Perhaps this is somewhat similar to what my parents might be feeling about me right now. They're both alive and going strong as far as I know (and as far as they will tell me). But at the same time while they're still interested in my life, partaking in it to some degree, I can also feel a growing sense of distance, a letting go or differentiation that is taking place. Taking in the fullness of their children's lives is simply too much. It can't be done! No parent can do it! And so, we have to let go. Not only our lives are finite, our minds are too. Too small to really comprehend how another person's life really works. Even if it is that of our own children.

And yet . . .

As small and finite as our minds are when it comes to comprehending the fullness of another's life, I strongly feel that we have in our hearts an infinite capacity to love others, in spite of our failure to comprehend them. In fact, it might well be that it is our failure to comprehend another person first opens our hearts to loving them. I further believe that this infinite capacity has room for as many people as we encounter in our life-time.

As I have crossed over into my fifties I have been amazed to notice how this infinite capacity makes itself known within me. I experience it as a deep sense of gratitude for the presence of others. Not just friends, relatives and acquaintances but also strangers, or even people I have never met or seen. I am not alone in this world. That is a fundamentally important thought to me:

                                 I am not alone, even though I love solitude.

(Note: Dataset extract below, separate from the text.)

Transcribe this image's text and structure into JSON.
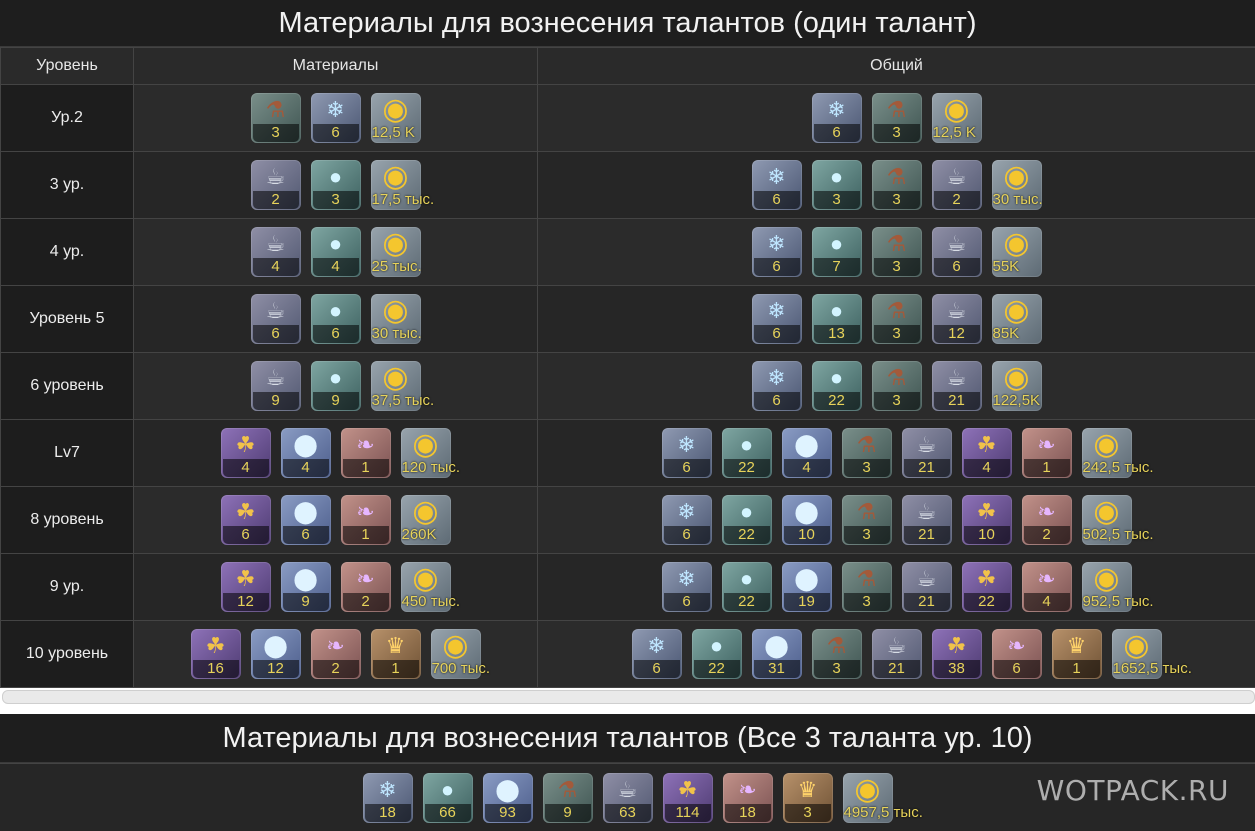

In my finiteness as a human being on this earth I am equipped with an infinite capacity to love and connect. Through a gesture, the tone of my voice, a direct look into someone else's eyes, or a sincere question love and regard for the other person comes through. When I open myself to this way of connecting to others the energy that comes out of me feels strong and powerfully stable.

One of the most challenging "geriatric behaviors" I know is that older people get stingy, with money, but especially also with time. We feel strongly that there is not enough time to love. Is it our growing sense of the finiteness of our life that makes us stingy? We often joked about my maternal grandfather, Erich Rauch, that "the last shirt does not have pockets" (i.e., that he would not be able to take his money with him. But perhaps it would be good for us to realize that the last shirt also does not have "time-pockets." We cannot save time to take with us. All we can do, as we live, is to spend time generously. Spending time generously when we know that our resources are finite! That is the true challenge to geriatric behavior. For the time we don't spend with our loved ones--spouses, children, grandchildren, friends, and even strangers--that time that wasn't invested is lost. Those we leave behind when we die cannot inherit the time we didn't spend (with them).


1 comment:

Anonymous said...

The ego really takes a beating in the aging process: first for the insult (our looks), then for the injury (our abilities). It might contribute to the tendency toward stinginess.

Also, why is it that we often feel generous and loving to acquaintances, new friends, students, even people on the street, but stingy to those closest to us??